Я не продаюсь (СИ) - Сергиенко Кристина. Страница 24
И я лишь поджимаю губы.
Ну, почему он такой упрямый?
— Ну, правда, Генри. Я очень хочу жить и не соби…
— Повтори, — просит он неожиданно, перебивая меня, и даже чуть подаётся вперёд. А смотрит так, словно я только что призналась ему в любви.
Я удивлённо моргаю. Раз, другой. И лишь потом спрашиваю:
— Что прости?
— Повтори моё имя. Я постоянно слышу от тебя это холодное «вы». Знала бы ты, как оно меня раздражает.

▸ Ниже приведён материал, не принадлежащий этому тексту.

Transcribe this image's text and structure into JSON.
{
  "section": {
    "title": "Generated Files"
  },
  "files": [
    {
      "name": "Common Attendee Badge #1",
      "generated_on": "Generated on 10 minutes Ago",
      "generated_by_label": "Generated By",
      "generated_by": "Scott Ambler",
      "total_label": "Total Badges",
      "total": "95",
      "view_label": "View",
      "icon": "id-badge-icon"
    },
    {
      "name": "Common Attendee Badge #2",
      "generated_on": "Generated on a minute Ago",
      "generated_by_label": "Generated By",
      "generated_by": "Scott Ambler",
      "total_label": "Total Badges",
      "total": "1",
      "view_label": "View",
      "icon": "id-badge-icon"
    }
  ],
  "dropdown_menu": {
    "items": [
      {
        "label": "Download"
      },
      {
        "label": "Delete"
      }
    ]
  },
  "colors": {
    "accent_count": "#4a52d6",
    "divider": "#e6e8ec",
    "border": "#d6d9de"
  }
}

Не знаю, чего он хочет добиться этим признанием. Потому что я теперь скорее буду постоянно выкать, чем назову его имя второй раз.
— Нет? — переспрашивает он. — И это вторая наша проблема, Мила. Ты не желаешь идти на уступки, но постоянно требуешь их от меня.
Ну да, нуда. Конечно. Все проблемы из-за меня. Кто бы сомневался, что он думает именно так.
— В таком случае, в свиданиях смысла нет. Я уже знаю ответ, — говорю холодно и встаю. — Я выбираю второй вариант.
— Шантажируешь? — прищуривается он, глядя на меня снизу вверх.
— Ага, — усмехаюсь, хоть внутри всё дрожит от одного его взгляда. — У мужа научилась. Генри О'Лэс зовут. Знаете такого?
И вздрагиваю, когда в ответ в его взгляде вспыхивает привычная злость.
— Ты оказалась плохой ученицей, Мила, — говорит он, вставая и шагая ко мне. — Ведь главное правило шантажиста — наличие хорошего крючка. А твой, боюсь, меня совсем не интересует.
Генри проходит мимо, а я только и могу, что удивлённо смотреть ему в спину.
Что это вообще значит? Разве не он обещал мне пройти все шаги от ненависти до любви? И что в итоге? Моя любовь ему больше не нужна? Не то чтобы это сильно меня расстраивало, но лишало единственного рычага давления на него.
Он всё-таки останавливается, словно почувствовав мой взгляд, и усмехается, глядя на меня. Наверняка ужасно жалкую и никчёмную.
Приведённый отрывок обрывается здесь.